What’s the difference between a Rotary District and a Club?
It’s like you’re asking what’s the difference between a state and a local government. Yes, a club like Rotary club of Ikeja, and the district, you have a number of clubs that make up a district. I think in Nigeria we have about four Districts, the District which we belong to is District 9110 and that is Lagos and Ogun, and now Lagos and Ogun are even being broken into two Districts – District 9111 and District 9112. A number of clubs make up a District.
What will you do after leaving the office?

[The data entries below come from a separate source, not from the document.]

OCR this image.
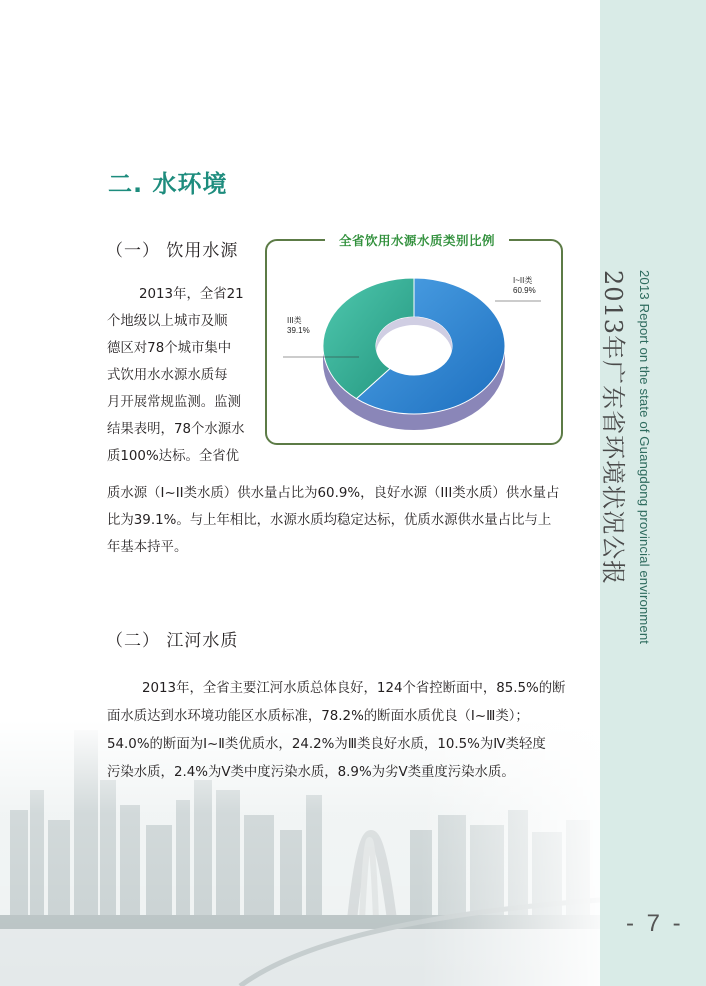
二. 水环境
（一） 饮用水源

2013年，全省21

个地级以上城市及顺

德区对78个城市集中

式饮用水水源水质每

月开展常规监测。监测

结果表明，78个水源水

质100%达标。全省优

质水源（I~II类水质）供水量占比为60.9%，良好水源（III类水质）供水量占

比为39.1%。与上年相比，水源水质均稳定达标，优质水源供水量占比与上

年基本持平。

全省饮用水源水质类别比例
I~II类
60.9%
III类
39.1%
（二） 江河水质

2013年，全省主要江河水质总体良好，124个省控断面中，85.5%的断

面水质达到水环境功能区水质标准，78.2%的断面水质优良（Ⅰ~Ⅲ类）；

54.0%的断面为Ⅰ~Ⅱ类优质水，24.2%为Ⅲ类良好水质，10.5%为Ⅳ类轻度

污染水质，2.4%为Ⅴ类中度污染水质，8.9%为劣Ⅴ类重度污染水质。

2013 Report on the state of Guangdong provincial environment
2013年广东省环境状况公报
- 7 -
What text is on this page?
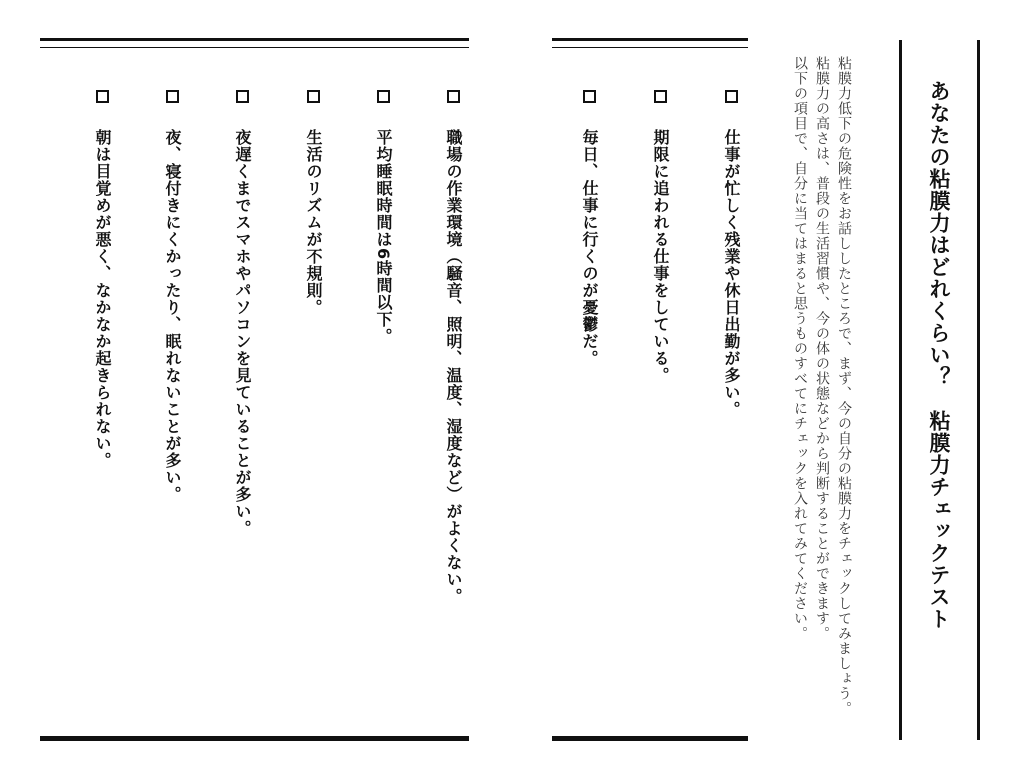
あなたの粘膜力はどれくらい？　粘膜力チェックテスト
粘膜力低下の危険性をお話ししたところで、まず、今の自分の粘膜力をチェックしてみましょう。
粘膜力の高さは、普段の生活習慣や、今の体の状態などから判断することができます。
以下の項目で、自分に当てはまると思うものすべてにチェックを入れてみてください。
仕事が忙しく残業や休日出勤が多い。
期限に追われる仕事をしている。
毎日、仕事に行くのが憂鬱だ。
職場の作業環境（騒音、照明、温度、湿度など）がよくない。
平均睡眠時間は6時間以下。
生活のリズムが不規則。
夜遅くまでスマホやパソコンを見ていることが多い。
夜、寝付きにくかったり、眠れないことが多い。
朝は目覚めが悪く、なかなか起きられない。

I think I would only say it this way, that the initial motivation can only get higher and the initial motivation is to serve humanity. If in the course of doing that you’re invited, you don’t contest for positions in Rotary, you don’t say I want to go to the District even now that I am serving as president here. I’m also serving on a committee of the district. And someone said you’re the first president I will see that is serving here and also serving at the District. Serving is not something you contest for in Rotary, you don’t have to buy forms, you don’t have to lobby, you don’t have to use BVAS. So, let’s say tomorrow the District says come and do this, if for whatever reason, you are unable to, I’m sorry I can’t right now, it’s not something you aspire to. My only expectation is that I should be able to do more than I am doing now. If at today’s meeting I have contributed N2,000, at the next meeting I want to contribute N2,500. If today three people are sponsoring the university education of an individual, tomorrow I want to be on that list. That’s my aspiration and if at any time I’m called to serve as the P.A to my friend, why not, if I have the time and the resources I would gladly take it.